Thinking this way draws attention to presence and awareness, including sensual experience and how we register ourselves alongside others. When you enter a museum, you step into a performative space. Walking through New York carries the same charge. I’m interested in stretching our sense of what constitutes performance because it sharpens the awareness when we arrive at a theater and take our seats. Artists such as Tino Sehgal and David Hammons work with this idea in complex ways. Hammons might be performing late at night, unseen, yet the event still takes place. That openness keeps me attentive to my surroundings and to my place within them.
P In terms of institutional structure, and from your experience, what shapes how live or time-based projects appear and how museums make room for them?
AE Museums have always been capacious spaces. Performance has been present in museums since at least the 1960s and 1970s. What shifts over time are the conditions, resources, and visibility that shape how it appears.

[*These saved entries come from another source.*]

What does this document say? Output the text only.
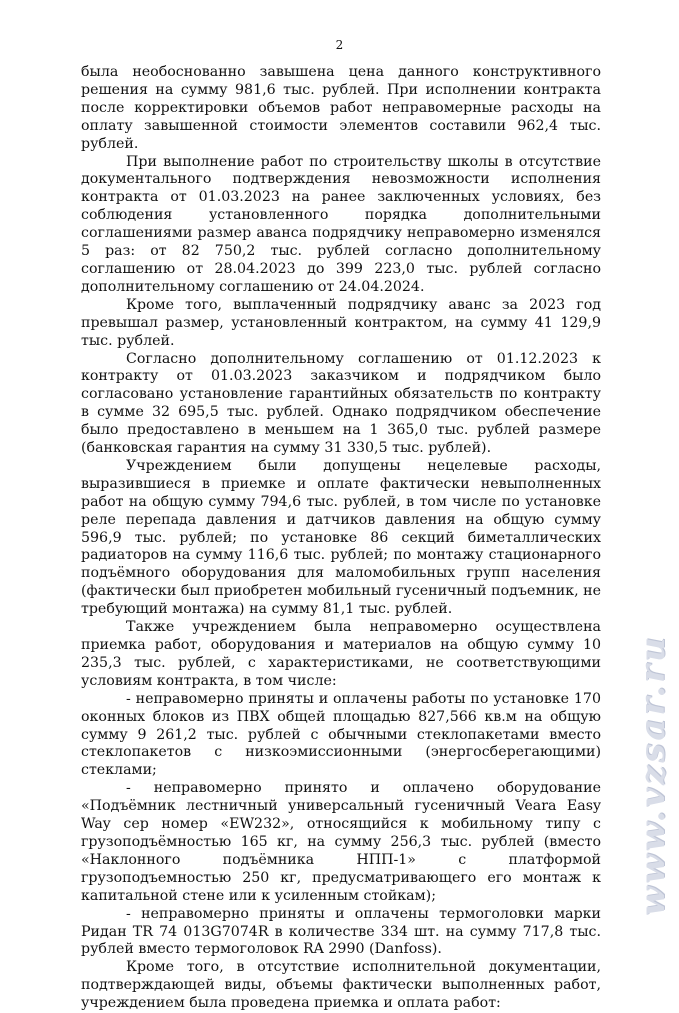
2

была необоснованно завышена цена данного конструктивного решения на сумму 981,6 тыс. рублей. При исполнении контракта после корректировки объемов работ неправомерные расходы на оплату завышенной стоимости элементов составили 962,4 тыс. рублей.

При выполнение работ по строительству школы в отсутствие документального подтверждения невозможности исполнения контракта от 01.03.2023 на ранее заключенных условиях, без соблюдения установленного порядка дополнительными соглашениями размер аванса подрядчику неправомерно изменялся 5 раз: от 82 750,2 тыс. рублей согласно дополнительному соглашению от 28.04.2023 до 399 223,0 тыс. рублей согласно дополнительному соглашению от 24.04.2024.

Кроме того, выплаченный подрядчику аванс за 2023 год превышал размер, установленный контрактом, на сумму 41 129,9 тыс. рублей.

Согласно дополнительному соглашению от 01.12.2023 к контракту от 01.03.2023 заказчиком и подрядчиком было согласовано установление гарантийных обязательств по контракту в сумме 32 695,5 тыс. рублей. Однако подрядчиком обеспечение было предоставлено в меньшем на 1 365,0 тыс. рублей размере (банковская гарантия на сумму 31 330,5 тыс. рублей).

Учреждением были допущены нецелевые расходы, выразившиеся в приемке и оплате фактически невыполненных работ на общую сумму 794,6 тыс. рублей, в том числе по установке реле перепада давления и датчиков давления на общую сумму 596,9 тыс. рублей; по установке 86 секций биметаллических радиаторов на сумму 116,6 тыс. рублей; по монтажу стационарного подъёмного оборудования для маломобильных групп населения (фактически был приобретен мобильный гусеничный подъемник, не требующий монтажа) на сумму 81,1 тыс. рублей.

Также учреждением была неправомерно осуществлена приемка работ, оборудования и материалов на общую сумму 10 235,3 тыс. рублей, с характеристиками, не соответствующими условиям контракта, в том числе:

- неправомерно приняты и оплачены работы по установке 170 оконных блоков из ПВХ общей площадью 827,566 кв.м на общую сумму 9 261,2 тыс. рублей с обычными стеклопакетами вместо стеклопакетов с низкоэмиссионными (энергосберегающими) стеклами;

- неправомерно принято и оплачено оборудование «Подъёмник лестничный универсальный гусеничный Veara Easy Way сер номер «EW232», относящийся к мобильному типу с грузоподъёмностью 165 кг, на сумму 256,3 тыс. рублей (вместо «Наклонного подъёмника НПП-1» с платформой грузоподъемностью 250 кг, предусматривающего его монтаж к капитальной стене или к усиленным стойкам);

- неправомерно приняты и оплачены термоголовки марки Ридан TR 74 013G7074R в количестве 334 шт. на сумму 717,8 тыс. рублей вместо термоголовок RA 2990 (Danfoss).

Кроме того, в отсутствие исполнительной документации, подтверждающей виды, объемы фактически выполненных работ, учреждением была проведена приемка и оплата работ:

www.vzsar.ru
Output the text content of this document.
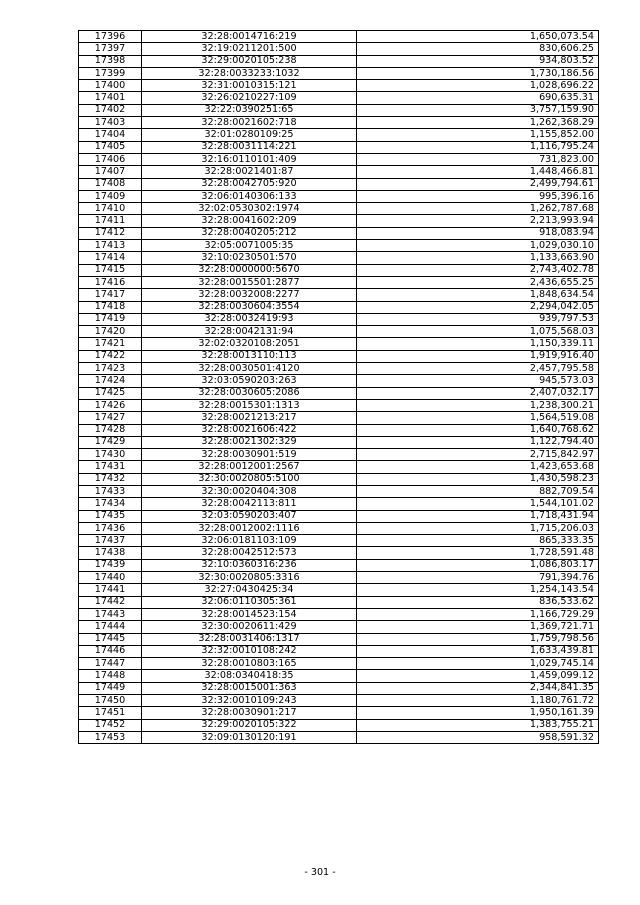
17396	32:28:0014716:219	1,650,073.54
17397	32:19:0211201:500	830,606.25
17398	32:29:0020105:238	934,803.52
17399	32:28:0033233:1032	1,730,186.56
17400	32:31:0010315:121	1,028,696.22
17401	32:26:0210227:109	690,635.31
17402	32:22:0390251:65	3,757,159.90
17403	32:28:0021602:718	1,262,368.29
17404	32:01:0280109:25	1,155,852.00
17405	32:28:0031114:221	1,116,795.24
17406	32:16:0110101:409	731,823.00
17407	32:28:0021401:87	1,448,466.81
17408	32:28:0042705:920	2,499,794.61
17409	32:06:0140306:133	995,396.16
17410	32:02:0530302:1974	1,262,787.68
17411	32:28:0041602:209	2,213,993.94
17412	32:28:0040205:212	918,083.94
17413	32:05:0071005:35	1,029,030.10
17414	32:10:0230501:570	1,133,663.90
17415	32:28:0000000:5670	2,743,402.78
17416	32:28:0015501:2877	2,436,655.25
17417	32:28:0032008:2277	1,848,634.54
17418	32:28:0030604:3554	2,294,042.05
17419	32:28:0032419:93	939,797.53
17420	32:28:0042131:94	1,075,568.03
17421	32:02:0320108:2051	1,150,339.11
17422	32:28:0013110:113	1,919,916.40
17423	32:28:0030501:4120	2,457,795.58
17424	32:03:0590203:263	945,573.03
17425	32:28:0030605:2086	2,407,032.17
17426	32:28:0015301:1313	1,238,300.21
17427	32:28:0021213:217	1,564,519.08
17428	32:28:0021606:422	1,640,768.62
17429	32:28:0021302:329	1,122,794.40
17430	32:28:0030901:519	2,715,842.97
17431	32:28:0012001:2567	1,423,653.68
17432	32:30:0020805:5100	1,430,598.23
17433	32:30:0020404:308	882,709.54
17434	32:28:0042113:811	1,544,101.02
17435	32:03:0590203:407	1,718,431.94
17436	32:28:0012002:1116	1,715,206.03
17437	32:06:0181103:109	865,333.35
17438	32:28:0042512:573	1,728,591.48
17439	32:10:0360316:236	1,086,803.17
17440	32:30:0020805:3316	791,394.76
17441	32:27:0430425:34	1,254,143.54
17442	32:06:0110305:361	836,533.62
17443	32:28:0014523:154	1,166,729.29
17444	32:30:0020611:429	1,369,721.71
17445	32:28:0031406:1317	1,759,798.56
17446	32:32:0010108:242	1,633,439.81
17447	32:28:0010803:165	1,029,745.14
17448	32:08:0340418:35	1,459,099.12
17449	32:28:0015001:363	2,344,841.35
17450	32:32:0010109:243	1,180,761.72
17451	32:28:0030901:217	1,950,161.39
17452	32:29:0020105:322	1,383,755.21
17453	32:09:0130120:191	958,591.32
- 301 -
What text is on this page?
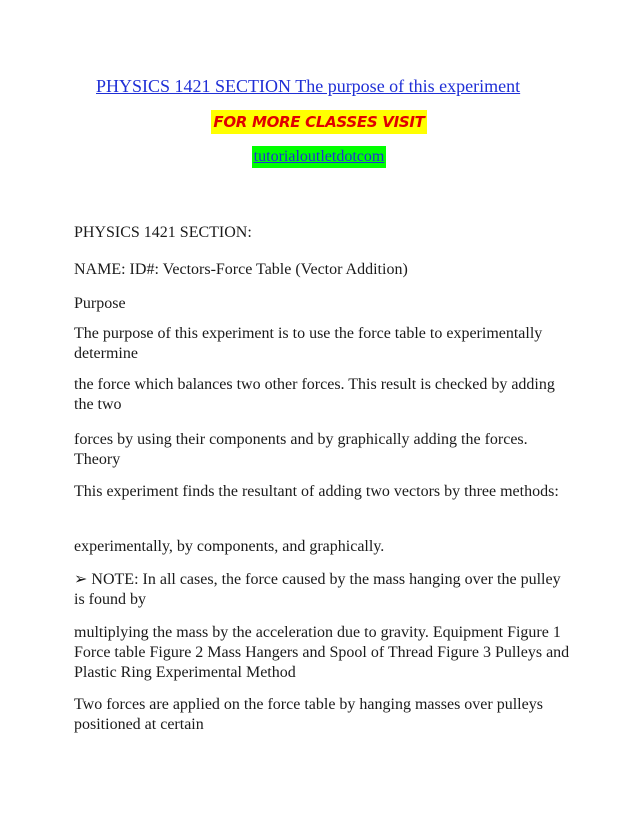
PHYSICS 1421 SECTION The purpose of this experiment
FOR MORE CLASSES VISIT
tutorialoutletdotcom
PHYSICS 1421 SECTION:
NAME: ID#: Vectors-Force Table (Vector Addition)
Purpose
The purpose of this experiment is to use the force table to experimentally determine
the force which balances two other forces. This result is checked by adding the two
forces by using their components and by graphically adding the forces. Theory
This experiment finds the resultant of adding two vectors by three methods:
experimentally, by components, and graphically.
➢ NOTE: In all cases, the force caused by the mass hanging over the pulley is found by
multiplying the mass by the acceleration due to gravity. Equipment Figure 1 Force table Figure 2 Mass Hangers and Spool of Thread Figure 3 Pulleys and Plastic Ring Experimental Method
Two forces are applied on the force table by hanging masses over pulleys positioned at certain
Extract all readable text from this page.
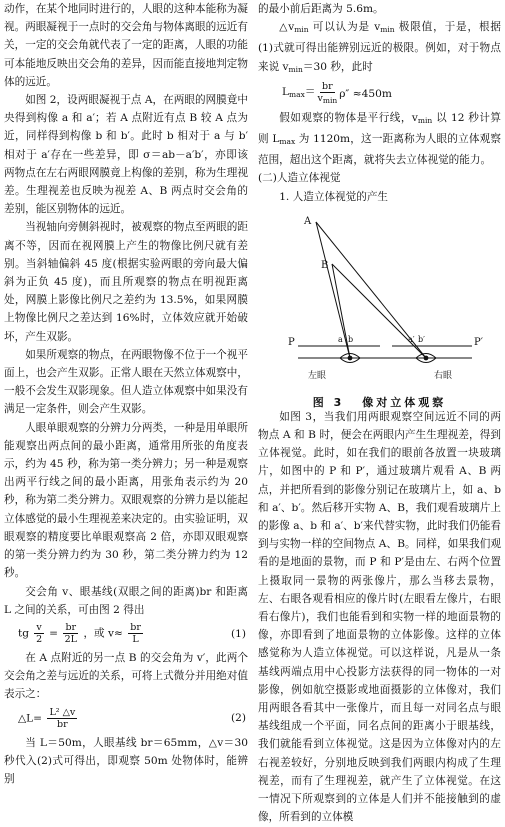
动作，在某个地同时进行的，人眼的这种本能称为凝视。两眼凝视于一点时的交会角与物体离眼的远近有关，一定的交会角就代表了一定的距离，人眼的功能可本能地反映出交会角的差异，因而能直接地判定物体的远近。

如图 2，设两眼凝视于点 A，在两眼的网膜竟中央得到构像 a 和 a′；若 A 点附近有点 B 较 A 点为近，同样得到构像 b 和 b′。此时 b 相对于 a 与 b′相对于 a′存在一些差异，即 σ＝ab－a′b′，亦即该两物点在左右两眼网膜竟上构像的差别，称为生理视差。生理视差也反映为视差 A、B 两点时交会角的差别，能区别物体的远近。

当视轴向旁侧斜视时，被观察的物点至两眼的距离不等，因而在视网膜上产生的物像比例尺就有差别。当斜轴偏斜 45 度(根据实验两眼的旁向最大偏斜为正负 45 度)，而且所观察的物点在明视距离处，网膜上影像比例尺之差约为 13.5%，如果网膜上物像比例尺之差达到 16%时，立体效应就开始破坏，产生双影。

如果所观察的物点，在两眼物像不位于一个视平面上，也会产生双影。正常人眼在天然立体观察中，一般不会发生双影现象。但人造立体观察中如果没有满足一定条件，则会产生双影。

人眼单眼观察的分辨力分两类，一种是用单眼所能观察出两点间的最小距离，通常用所张的角度表示，约为 45 秒，称为第一类分辨力；另一种是观察出两平行线之间的最小距离，用张角表示约为 20 秒，称为第二类分辨力。双眼观察的分辨力是以能起立体感觉的最小生理视差来决定的。由实验证明，双眼观察的精度要比单眼观察高 2 倍，亦即双眼观察的第一类分辨力约为 30 秒，第二类分辨力约为 12 秒。

交会角 v、眼基线(双眼之间的距离)br 和距离 L 之间的关系，可由图 2 得出

tg $\frac{v}{2} = \frac{br}{2L}$ ，或 $v\approx \frac{br}{L}$	(1)

在 A 点附近的另一点 B 的交会角为 v′，此两个交会角之差与远近的关系，可将上式微分并用绝对值表示之：

△L= $\frac{\text{L² △v}}{br}$	(2)

当 L＝50m，人眼基线 br＝65mm，△v＝30 秒代入(2)式可得出，即观察 50m 处物体时，能辨别

的最小前后距离为 5.6m。

$\triangle v_{min}$ 可以认为是 $v_{min}$ 极限值，于是，根据(1)式就可得出能辨别远近的极限。例如，对于物点来说 $v_{min}=30$ 秒，此时

$L_{max}= \frac{br}{v_{min}} \rho'' \approx 450m$

假如观察的物体是平行线，$v_{min}$ 以 12 秒计算则 $L_{max}$ 为 1120m，这一距离称为人眼的立体观察范围，超出这个距离，就将失去立体视觉的能力。

(二)人造立体视觉

1. 人造立体视觉的产生

A
B
P	P′
a b	a′ b′
左眼	右眼
图 3 像对立体观察

如图 3，当我们用两眼观察空间远近不同的两物点 A 和 B 时，便会在两眼内产生生理视差，得到立体视觉。此时，如在我们的眼前各放置一块玻璃片，如图中的 P 和 P′，通过玻璃片观看 A、B 两点，并把所看到的影像分别记在玻璃片上，如 a、b 和 a′、b′。然后移开实物 A、B，我们观看玻璃片上的影像 a、b 和 a′、b′来代替实物，此时我们仍能看到与实物一样的空间物点 A、B。同样，如果我们观看的是地面的景物，而 P 和 P′是由左、右两个位置上摄取同一景物的两张像片，那么当移去景物，左、右眼各观看相应的像片时(左眼看左像片，右眼看右像片)，我们也能看到和实物一样的地面景物的像，亦即看到了地面景物的立体影像。这样的立体感觉称为人造立体视觉。可以这样说，凡是从一条基线两端点用中心投影方法获得的同一物体的一对影像，例如航空摄影或地面摄影的立体像对，我们用两眼各看其中一张像片，而且每一对同名点与眼基线组成一个平面，同名点间的距离小于眼基线，我们就能看到立体视觉。这是因为立体像对内的左右视差较好，分别地反映到我们两眼内构成了生理视差，而有了生理视差，就产生了立体视觉。在这一情况下所观察到的立体是人们并不能接触到的虚像，所看到的立体模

At times, performance occupies entire floors and requires substantial institutional support. At other moments, it emerges through informal programming. These choices reflect how institutions understand artists and artistic practices.
In the early 2000s, there was a renewed investment in performance. Many artists working across disciplines had reached a point where their work could be seen in its full scope. Joan Jonas’s recent exhibition at the Museum of Modern Art was a clear example. It arrived at the right moment. Time matters, both historically and within an artist’s career.
P And thinking about audiences, what do their responses reveal, and how does that shape the way you design the experience?
AE I often visit exhibitions I’ve organized incognito, spending time watching how people move through them. One of the most moving experiences was during “Edges of Ailey.” Some people danced in the galleries. Others lingered quietly. Some stood before the AIDS Memorial Quilt panels honoring dancers lost to HIV/AIDS and cried. The emotional range was striking.
I don’t begin exhibitions by thinking about scale or attendance. I start with an artist or an idea that feels urgent. With Ailey, the question was how to tell the story of an ephemeral form differently, in a way that allows people to feel proximity, not simply receive information. I always return to how I want people to feel in space; exhibitions are like stages. When they work, viewers are not outside the scene; they are inside it.
P At what moments does a project become meaningful for you?
AE That is impossible to define. I once collaborated with Pope.L on a 25-hour performance reading John Cage’s Silence. Different people read in 20 minute shifts, day and night.
At two in the morning, it might be just the reader, the artist, and me. What became clear was that the readers themselves were the audience. They were participants and witnesses to their own experience. It changed how I understood live art.
P When an exhibition comes together, what do you hope it might make possible for those who encounter it?
AE I hesitate to overdetermine what a work of art should do. Each audience arrives with their own experience. Institutions, artists, and viewers all shift in different ways. If anything, I hope people are moved. A museum might expand its capacity for experimentation. An artist’s practice might shift. Someone might leave with a changed understanding of the world. That is enough.
Shape of Influence is a special feature in Issue 10 highlighting four figures shaping New York’s contemporary art landscape.